Maeda, K, Adachi, M, Kinoshita, A, Koh, N, Miura, Y, Murohara, T
Internal medicine (Tokyo, Japan). 2012;(10):1167-75
Abstract
BACKGROUND The guidelines recommend combination therapy for patients who are unable to achieve target BP with monotherapy; some fixed dose therapies including an angiotensin II receptor blocker (ARB) and diuretics are available in Japan. However, to date there have been few reports on this long-term treatment and the patient profiles suited for this combination remain ambiguous. METHOD The Aichi Research on Combination therapy for Hypertension Study was a multicenter, open-label, prospective observational study that investigated the efficacy and safety of 1-year treatment with the losartan-hydrochlorothiazide (HCTZ) combination tablet in patients with hypertension uncontrolled by either ARB monotherapy or combination therapy with a calcium channel blocker (CCB).

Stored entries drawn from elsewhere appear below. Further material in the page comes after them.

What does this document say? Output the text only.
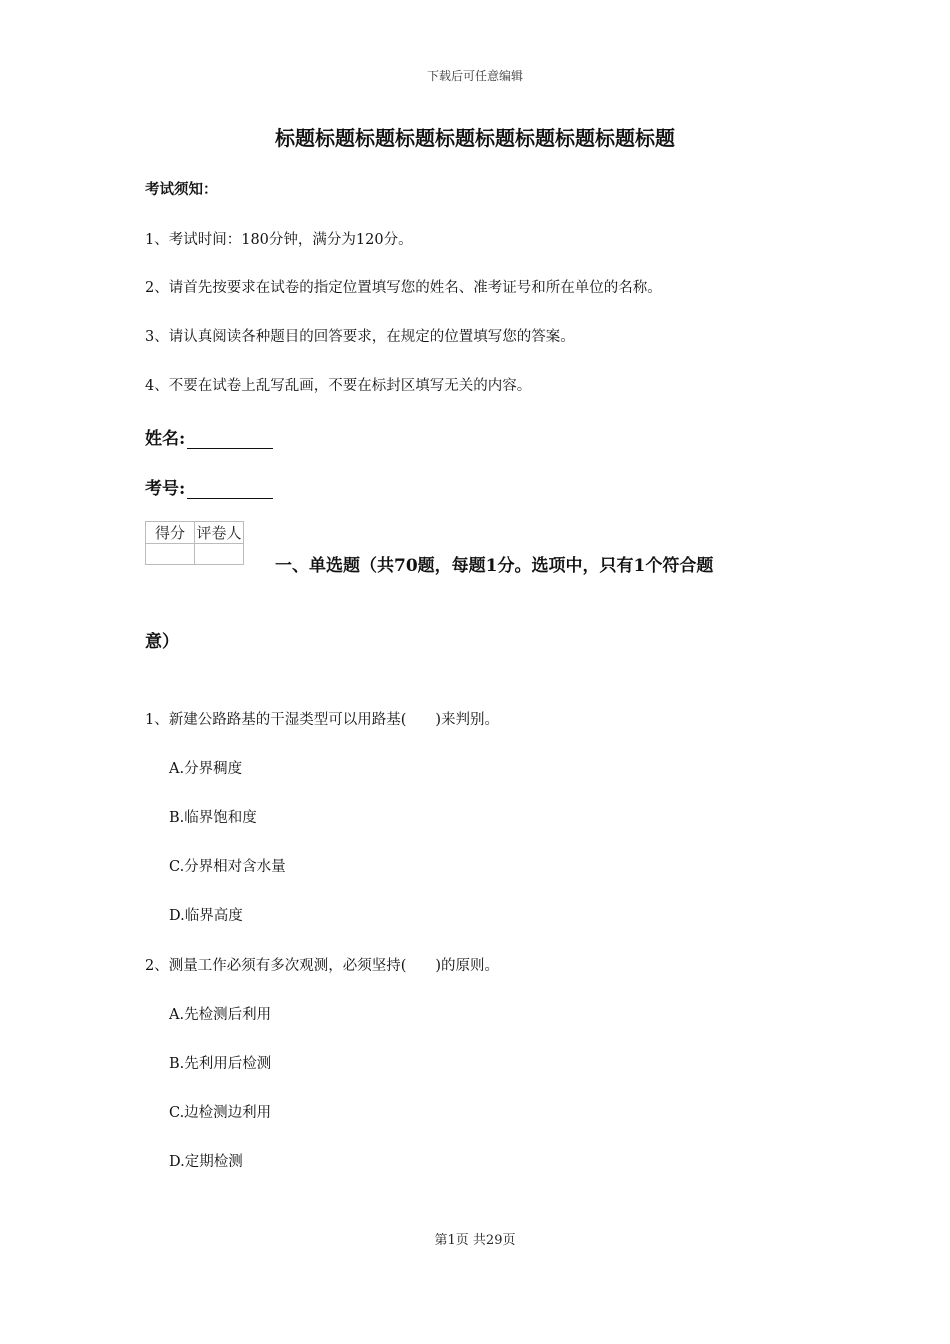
下载后可任意编辑
标题标题标题标题标题标题标题标题标题标题
考试须知：
1、考试时间：180分钟，满分为120分。
2、请首先按要求在试卷的指定位置填写您的姓名、准考证号和所在单位的名称。
3、请认真阅读各种题目的回答要求，在规定的位置填写您的答案。
4、不要在试卷上乱写乱画，不要在标封区填写无关的内容。
姓名:
考号:
得分	评卷人

一、单选题（共70题，每题1分。选项中，只有1个符合题
意）
1、新建公路路基的干湿类型可以用路基(　　)来判别。
A.分界稠度
B.临界饱和度
C.分界相对含水量
D.临界高度
2、测量工作必须有多次观测，必须坚持(　　)的原则。
A.先检测后利用
B.先利用后检测
C.边检测边利用
D.定期检测
第1页 共29页
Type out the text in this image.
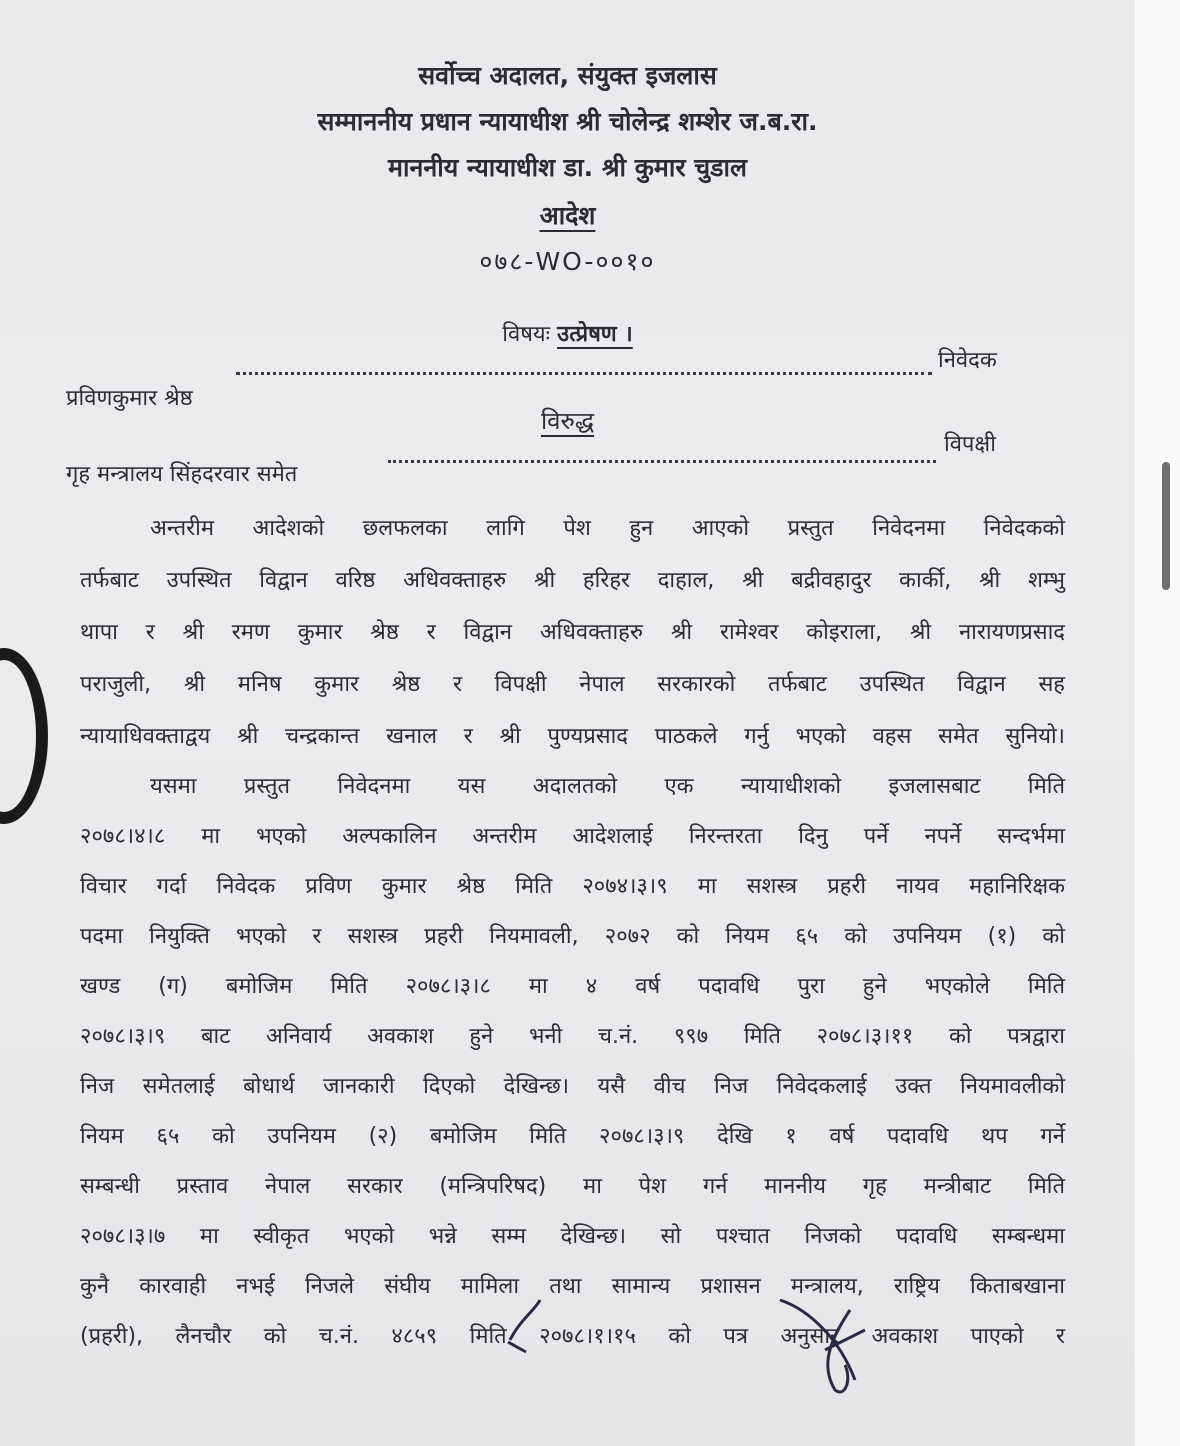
सर्वोच्च अदालत, संयुक्त इजलास
सम्माननीय प्रधान न्यायाधीश श्री चोलेन्द्र शम्शेर ज.ब.रा.
माननीय न्यायाधीश डा. श्री कुमार चुडाल
आदेश
०७८-WO-००१०
विषयः उत्प्रेषण ।
प्रविणकुमार श्रेष्ठ
निवेदक
विरुद्ध
गृह मन्त्रालय सिंहदरवार समेत
विपक्षी
अन्तरीम आदेशको छलफलका लागि पेश हुन आएको प्रस्तुत निवेदनमा निवेदकको
तर्फबाट उपस्थित विद्वान वरिष्ठ अधिवक्ताहरु श्री हरिहर दाहाल, श्री बद्रीवहादुर कार्की, श्री शम्भु
थापा र श्री रमण कुमार श्रेष्ठ र विद्वान अधिवक्ताहरु श्री रामेश्वर कोइराला, श्री नारायणप्रसाद
पराजुली, श्री मनिष कुमार श्रेष्ठ र विपक्षी नेपाल सरकारको तर्फबाट उपस्थित विद्वान सह
न्यायाधिवक्ताद्वय श्री चन्द्रकान्त खनाल र श्री पुण्यप्रसाद पाठकले गर्नु भएको वहस समेत सुनियो।
यसमा प्रस्तुत निवेदनमा यस अदालतको एक न्यायाधीशको इजलासबाट मिति
२०७८।४।८ मा भएको अल्पकालिन अन्तरीम आदेशलाई निरन्तरता दिनु पर्ने नपर्ने सन्दर्भमा
विचार गर्दा निवेदक प्रविण कुमार श्रेष्ठ मिति २०७४।३।९ मा सशस्त्र प्रहरी नायव महानिरिक्षक
पदमा नियुक्ति भएको र सशस्त्र प्रहरी नियमावली, २०७२ को नियम ६५ को उपनियम (१) को
खण्ड (ग) बमोजिम मिति २०७८।३।८ मा ४ वर्ष पदावधि पुरा हुने भएकोले मिति
२०७८।३।९ बाट अनिवार्य अवकाश हुने भनी च.नं. ९९७ मिति २०७८।३।११ को पत्रद्वारा
निज समेतलाई बोधार्थ जानकारी दिएको देखिन्छ। यसै वीच निज निवेदकलाई उक्त नियमावलीको
नियम ६५ को उपनियम (२) बमोजिम मिति २०७८।३।९ देखि १ वर्ष पदावधि थप गर्ने
सम्बन्धी प्रस्ताव नेपाल सरकार (मन्त्रिपरिषद) मा पेश गर्न माननीय गृह मन्त्रीबाट मिति
२०७८।३।७ मा स्वीकृत भएको भन्ने सम्म देखिन्छ। सो पश्चात निजको पदावधि सम्बन्धमा
कुनै कारवाही नभई निजले संघीय मामिला तथा सामान्य प्रशासन मन्त्रालय, राष्ट्रिय किताबखाना
(प्रहरी), लैनचौर को च.नं. ४८५९ मिति २०७८।१।१५ को पत्र अनुसार अवकाश पाएको र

An ARB was switched to a losartan-HCTZ tablet after a pre-observation period. RESULTS A total of 614 of 648 patients were evaluable (mean age, 66.3 years; 52.8% men; mean baseline blood pressure, BP, 157.7/87.9 mmHg). The BP had decreased significantly to 138.0/78.2 mmHg by month 3 (p<0.001, t-test), and 36.2% of the patients had achieved their target BP. The hypotensive effect lasted for 1 year and was found equally in the losartan-HCTZ arm and the losartan-HCTZ plus CCB arm. A stratified analysis showed significant hypotensive effects in patients with higher baseline BP, women, and patients who did not drink alcohol (p<0.001, unpaired t-test). CONCLUSION The losartan-HCTZ combination tablet was found to have an early hypotensive effect, good tolerability, and stable long-term benefits in patients with hypertension uncontrolled by ARB monotherapy or combination therapy with a CCB.